The present invention relates to wireless communication systems. More particularly, and not by way of limitation, the present invention is directed to a transmitter, receiver, and method for channel estimation for a Multiple-Input Multiple-Output (MIMO) communication system.
Recent advances in wireless communications have caused a revolution in the Internet by extending broadband coverage to wireless users. Table 1 below is a classification of past, present, and future cellular technologies. It is seen that wireless cellular technologies have progressively and systematically raised their performance levels by an order of magnitude over previous generations. Spectral efficiency and data rate are key metrics that have improved. Some of this improvement has come about due to increases in the allocated spectrum, while other improvements are the result of technological advances, the most important of which have been the introduction of flexible and adaptive channel coding and modulation, dynamic link adaptation to choose the best data rate for the radio channel conditions, and the introduction of Multiple-Input Multiple-Output (MIMO) systems that utilize multiple antennas at the transmitter and or receiver to improve the number of degrees of freedom available to reach the users (or to receive from them). Similar advances have also been made by standards developed by the Institute of Electrical and Electronics Engineers (IEEE) within the Wireless Local Area Network (WLAN) standard IEEE 802.11, as further developed by the WiFi alliance.
TABLE 1ITU-R Classification—IMT-2000IMT-Advanced1G2G3G4GAMPS/NMTGSM/EDGEGSM/WCDMA/3GPP LTE Rel.EIA/TIA-136HSPA/EDGE10EIA/TIA-95CDMA2000/evDO3GPP LTE Rel. 8AnalogDigitalDigitalDigital<100 KHz<1 MHz<10 MHz<100 MHz400-1000 MHz400-2000 MHz400-3000 MHz200-5000 MHz<10 kb/s/user<1 Mb/s/cell<100 Mb/s/cell<1 Gb/s/cellVoiceVoice/dataVoice/dataData (voicetelephonyincluded)1985-19991992-present2002-present2009-present
MIMO antenna systems increase the throughput of a wireless communication link without bandwidth expansion.
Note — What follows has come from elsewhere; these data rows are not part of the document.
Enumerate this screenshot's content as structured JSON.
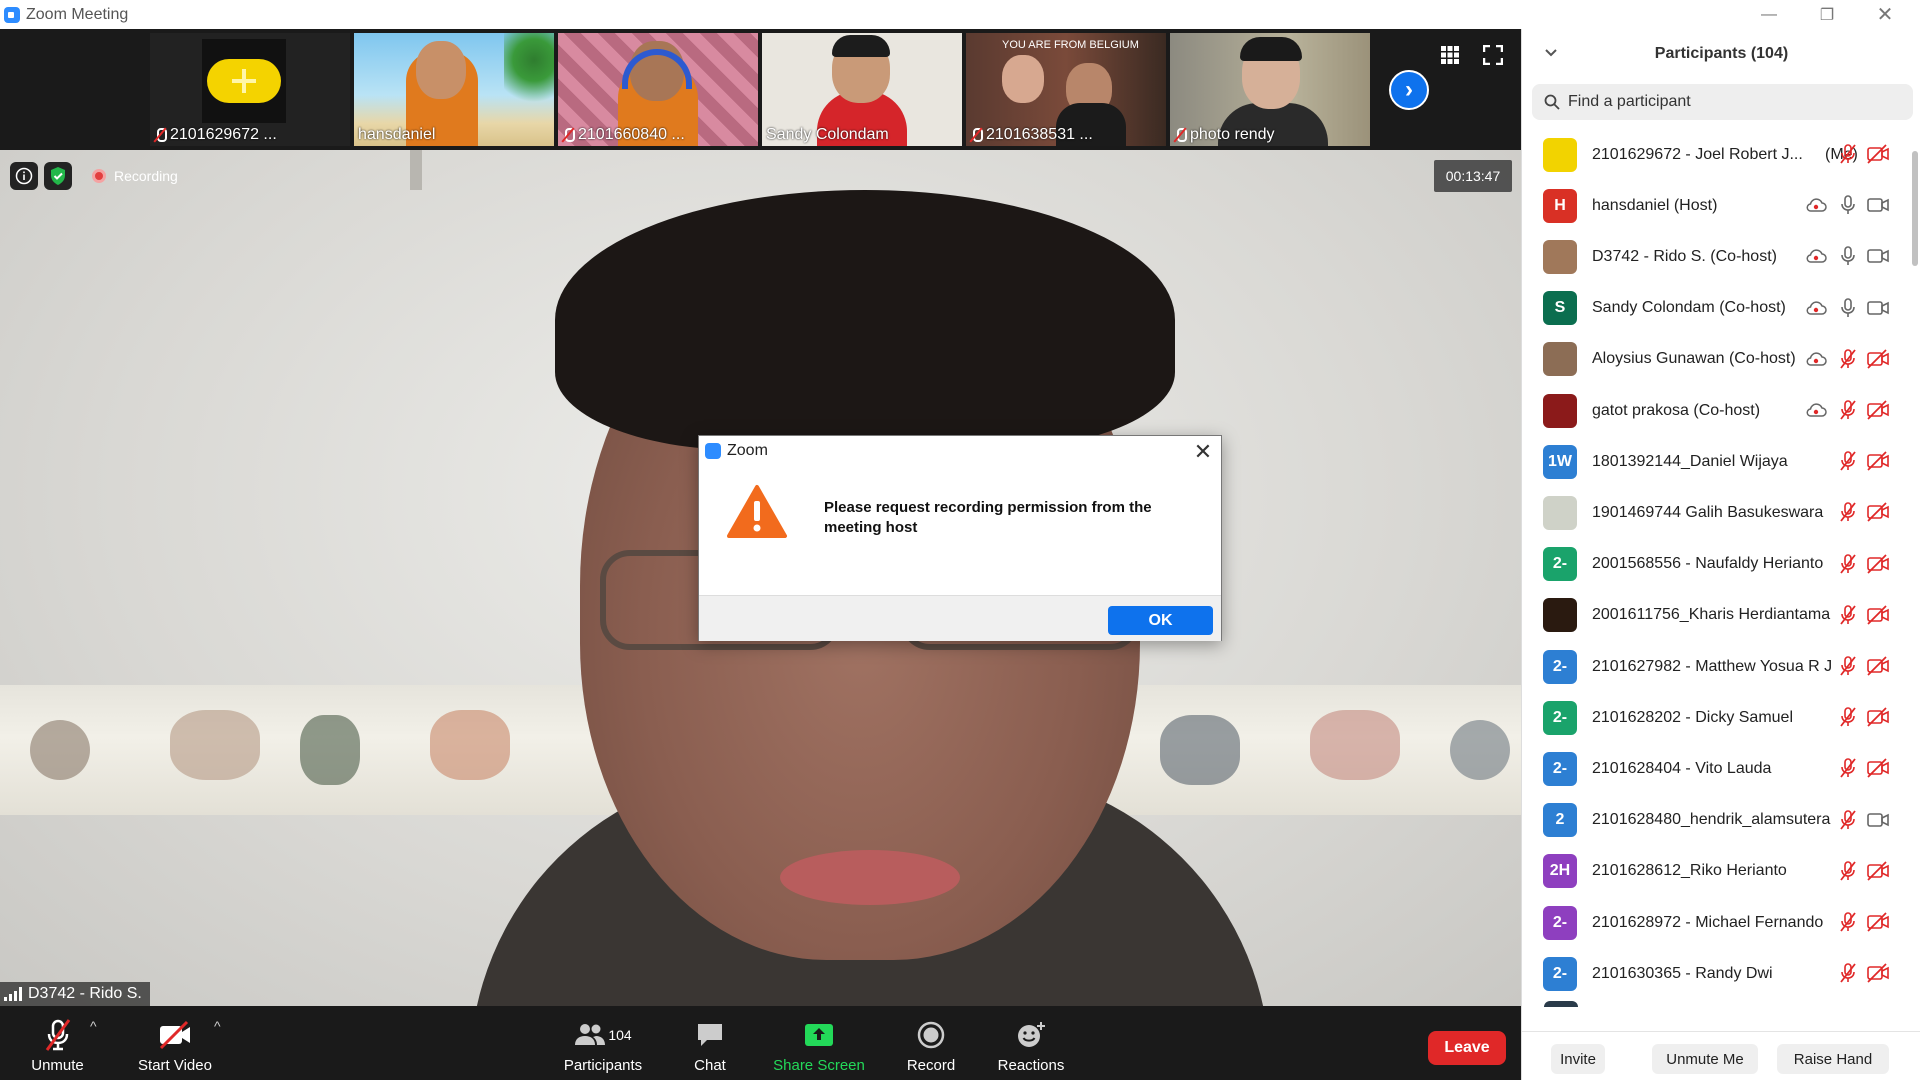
{
  "window": {
    "title": "Zoom Meeting"
  },
  "strip": {
    "thumbnails": [
      {
        "label": "2101629672 ...",
        "muted": true
      },
      {
        "label": "hansdaniel",
        "muted": false
      },
      {
        "label": "2101660840 ...",
        "muted": true
      },
      {
        "label": "Sandy Colondam",
        "muted": false
      },
      {
        "label": "2101638531 ...",
        "muted": true,
        "overlay": "YOU ARE FROM BELGIUM"
      },
      {
        "label": "photo rendy",
        "muted": true
      }
    ]
  },
  "status": {
    "recording_label": "Recording",
    "timer": "00:13:47"
  },
  "main": {
    "speaker_name": "D3742 - Rido S."
  },
  "dialog": {
    "title": "Zoom",
    "message": "Please request recording permission from the meeting host",
    "ok_label": "OK"
  },
  "toolbar": {
    "unmute": "Unmute",
    "start_video": "Start Video",
    "participants": "Participants",
    "participants_count": "104",
    "chat": "Chat",
    "share_screen": "Share Screen",
    "record": "Record",
    "reactions": "Reactions",
    "leave": "Leave"
  },
  "panel": {
    "title": "Participants (104)",
    "search_placeholder": "Find a participant",
    "participants": [
      {
        "name": "2101629672 - Joel Robert J...",
        "me": "(Me)",
        "avatar_text": "",
        "avatar_color": "#f2d300",
        "audio": "muted",
        "video": "off",
        "rec": false
      },
      {
        "name": "hansdaniel (Host)",
        "avatar_text": "H",
        "avatar_color": "#d93025",
        "audio": "on",
        "video": "on",
        "rec": true
      },
      {
        "name": "D3742 - Rido S. (Co-host)",
        "avatar_text": "",
        "avatar_color": "#a0785a",
        "audio": "on",
        "video": "on",
        "rec": true
      },
      {
        "name": "Sandy Colondam (Co-host)",
        "avatar_text": "S",
        "avatar_color": "#0b6e4f",
        "audio": "on",
        "video": "on",
        "rec": true
      },
      {
        "name": "Aloysius Gunawan (Co-host)",
        "avatar_text": "",
        "avatar_color": "#8c6d55",
        "audio": "muted",
        "video": "off",
        "rec": true
      },
      {
        "name": "gatot prakosa (Co-host)",
        "avatar_text": "",
        "avatar_color": "#8b1a1a",
        "audio": "muted",
        "video": "off",
        "rec": true
      },
      {
        "name": "1801392144_Daniel Wijaya",
        "avatar_text": "1W",
        "avatar_color": "#2d7fd3",
        "audio": "muted",
        "video": "off",
        "rec": false
      },
      {
        "name": "1901469744 Galih Basukeswara",
        "avatar_text": "",
        "avatar_color": "#cfd2c8",
        "audio": "muted",
        "video": "off",
        "rec": false
      },
      {
        "name": "2001568556 - Naufaldy Herianto",
        "avatar_text": "2-",
        "avatar_color": "#1aa36b",
        "audio": "muted",
        "video": "off",
        "rec": false
      },
      {
        "name": "2001611756_Kharis Herdiantama",
        "avatar_text": "",
        "avatar_color": "#2a1a10",
        "audio": "muted",
        "video": "off",
        "rec": false
      },
      {
        "name": "2101627982 - Matthew Yosua R J",
        "avatar_text": "2-",
        "avatar_color": "#2d7fd3",
        "audio": "muted",
        "video": "off",
        "rec": false
      },
      {
        "name": "2101628202 - Dicky Samuel",
        "avatar_text": "2-",
        "avatar_color": "#1aa36b",
        "audio": "muted",
        "video": "off",
        "rec": false
      },
      {
        "name": "2101628404 - Vito Lauda",
        "avatar_text": "2-",
        "avatar_color": "#2d7fd3",
        "audio": "muted",
        "video": "off",
        "rec": false
      },
      {
        "name": "2101628480_hendrik_alamsutera",
        "avatar_text": "2",
        "avatar_color": "#2d7fd3",
        "audio": "muted",
        "video": "on",
        "rec": false
      },
      {
        "name": "2101628612_Riko Herianto",
        "avatar_text": "2H",
        "avatar_color": "#8e3fbf",
        "audio": "muted",
        "video": "off",
        "rec": false
      },
      {
        "name": "2101628972 - Michael Fernando",
        "avatar_text": "2-",
        "avatar_color": "#8e3fbf",
        "audio": "muted",
        "video": "off",
        "rec": false
      },
      {
        "name": "2101630365 - Randy Dwi",
        "avatar_text": "2-",
        "avatar_color": "#2d7fd3",
        "audio": "muted",
        "video": "off",
        "rec": false
      }
    ],
    "invite": "Invite",
    "unmute_me": "Unmute Me",
    "raise_hand": "Raise Hand"
  }
}
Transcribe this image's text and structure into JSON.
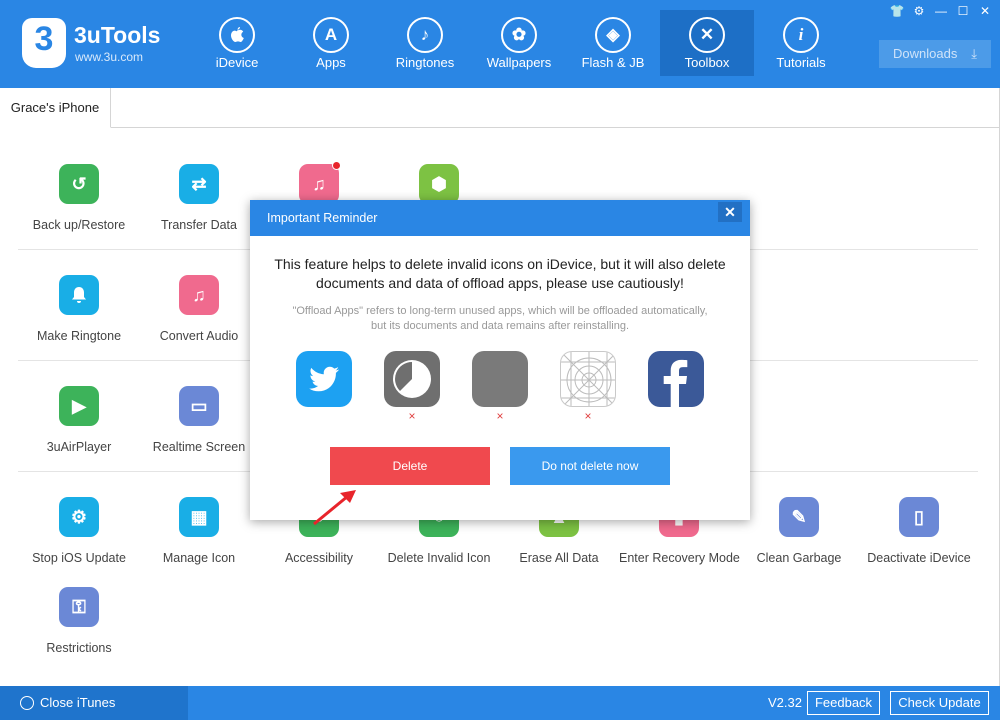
{
  "app": {
    "name": "3uTools",
    "url": "www.3u.com",
    "logo_glyph": "3"
  },
  "nav": [
    {
      "label": "iDevice",
      "icon": "apple-icon",
      "glyph": ""
    },
    {
      "label": "Apps",
      "icon": "app-store-icon",
      "glyph": "A"
    },
    {
      "label": "Ringtones",
      "icon": "bell-icon",
      "glyph": "♪"
    },
    {
      "label": "Wallpapers",
      "icon": "flower-icon",
      "glyph": "✿"
    },
    {
      "label": "Flash & JB",
      "icon": "dropbox-icon",
      "glyph": "◈"
    },
    {
      "label": "Toolbox",
      "icon": "tools-icon",
      "glyph": "✕"
    },
    {
      "label": "Tutorials",
      "icon": "info-icon",
      "glyph": "i"
    }
  ],
  "active_nav": "Toolbox",
  "window_controls": [
    "shirt-icon",
    "gear-icon",
    "minimize-icon",
    "maximize-icon",
    "close-icon"
  ],
  "downloads": {
    "label": "Downloads"
  },
  "device_tab": {
    "label": "Grace's iPhone"
  },
  "tools": {
    "row1": [
      {
        "label": "Back up/Restore",
        "icon": "backup-icon",
        "color": "#3db35a",
        "glyph": "↺"
      },
      {
        "label": "Transfer Data",
        "icon": "transfer-icon",
        "color": "#19aee6",
        "glyph": "⇄"
      },
      {
        "label": "",
        "icon": "itunes-settings-icon",
        "color": "#f06a8e",
        "glyph": "♫",
        "badge": true
      },
      {
        "label": "",
        "icon": "box-icon",
        "color": "#7dc243",
        "glyph": "⬢"
      }
    ],
    "row2": [
      {
        "label": "Make Ringtone",
        "icon": "bell-plus-icon",
        "color": "#19aee6",
        "glyph": "🔔"
      },
      {
        "label": "Convert Audio",
        "icon": "music-note-icon",
        "color": "#f06a8e",
        "glyph": "♫"
      }
    ],
    "row3": [
      {
        "label": "3uAirPlayer",
        "icon": "airplayer-icon",
        "color": "#3db35a",
        "glyph": "▶"
      },
      {
        "label": "Realtime Screen",
        "icon": "monitor-icon",
        "color": "#6b88d6",
        "glyph": "▭"
      }
    ],
    "row4": [
      {
        "label": "Stop iOS Update",
        "icon": "stop-update-icon",
        "color": "#19aee6",
        "glyph": "⚙"
      },
      {
        "label": "Manage Icon",
        "icon": "grid-icon",
        "color": "#19aee6",
        "glyph": "▦"
      },
      {
        "label": "Accessibility",
        "icon": "accessibility-icon",
        "color": "#3db35a",
        "glyph": "●"
      },
      {
        "label": "Delete Invalid Icon",
        "icon": "delete-icon",
        "color": "#3db35a",
        "glyph": "○"
      },
      {
        "label": "Erase All Data",
        "icon": "erase-icon",
        "color": "#7dc243",
        "glyph": "▲"
      },
      {
        "label": "Enter Recovery Mode",
        "icon": "recovery-icon",
        "color": "#f06a8e",
        "glyph": "▮"
      },
      {
        "label": "Clean Garbage",
        "icon": "broom-icon",
        "color": "#6b88d6",
        "glyph": "✎"
      },
      {
        "label": "Deactivate iDevice",
        "icon": "deactivate-icon",
        "color": "#6b88d6",
        "glyph": "▯"
      }
    ],
    "row5": [
      {
        "label": "Restrictions",
        "icon": "key-icon",
        "color": "#6b88d6",
        "glyph": "⚿"
      }
    ]
  },
  "modal": {
    "title": "Important Reminder",
    "close_glyph": "✕",
    "message": "This feature helps to delete invalid icons on iDevice, but it will also delete documents and data of offload apps, please use cautiously!",
    "note": "\"Offload Apps\" refers to long-term unused apps, which will be offloaded automatically, but its documents and data remains after reinstalling.",
    "apps": [
      {
        "icon": "twitter-icon",
        "marked": false
      },
      {
        "icon": "loading-app-icon",
        "marked": true
      },
      {
        "icon": "gray-app-icon",
        "marked": true
      },
      {
        "icon": "app-grid-placeholder-icon",
        "marked": true
      },
      {
        "icon": "facebook-icon",
        "marked": false
      }
    ],
    "x_glyph": "×",
    "delete_label": "Delete",
    "keep_label": "Do not delete now"
  },
  "footer": {
    "close_itunes": "Close iTunes",
    "version": "V2.32",
    "feedback": "Feedback",
    "check_update": "Check Update"
  }
}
Through proper design of the signal-transmission scheme and the corresponding receiver algorithm, the MIMO channel may be decomposed into parallel non-interfering channels. The number of such parallel channels, or streams, is the smaller of the number of transmit antennas and the number of receive antennas. When all the receive antennas are attached to the same User Equipment (UE), the system is referred to as Single-User MIMO (SU-MIMO). When the receive antennas are distributed among multiple UEs, the system is referred to as Multi-User MIMO (MU-MIMO). Because of its great potential in bandwidth efficiency, MIMO has been adopted by most wireless communication standards such as Long Term Evolution (LTE), WiMax, and WiFi.
In order to exploit the potential of the MIMO channel, it is critical to have knowledge of the MIMO channel state information. This information is needed for the receiver to perform the demodulation of transmitted data symbols. It is also needed sometimes at the transmitter to properly shape the transmit signal to improve Signal to Interference and Noise Ratio (SINR) at the receiver.
In a wireless communication system employing Orthogonal Frequency Division Multiplexing (OFDM), the channel state information can be modeled as a slowly varying, 2-dimensional, complex time-frequency process. Known Reference Signals (RS), i.e, pilot symbols, are transmitted at various time instants and frequencies.
FIG. 1 illustrates a pilot RS for MIMO in an LTE system. When the RSs are properly distributed across the time-frequency plane, the receiver can use these known symbols to reconstruct the full channel response. Naturally, the density of the pilots depends on the rate at which the channel varies in time and frequency. For LTE employing two transmit antennas, the pilots are transmitted at a higher density, as shown in FIG. 1. For four transmit antennas, the last two antennas have lower pilot density since it is anticipated that the channel variation is slower for the scenarios that can exploit four antennas.
Since the antennas are co-located, the transmit signals interfere severely with each other. In order for the receiver to receive the pilots without interference, an antenna mutes its transmission at the locations where pilots are transmitted by other antennas, as marked by the shaded areas. In total, 24 resource elements out of every 168 are reserved overhead for pilot transmission in LTE.
Recently, there have been growing interests in extending the MIMO system to a very large number of transmit and receive antennas. Instead of four to eight antennas typically employed in current systems, the number of antennas envisaged in these recent studies ranges in the order of 100 or more. Supported by the random matrix theory, it has been suggested that the required energy per bit vanishes as the number of antennas goes to infinity.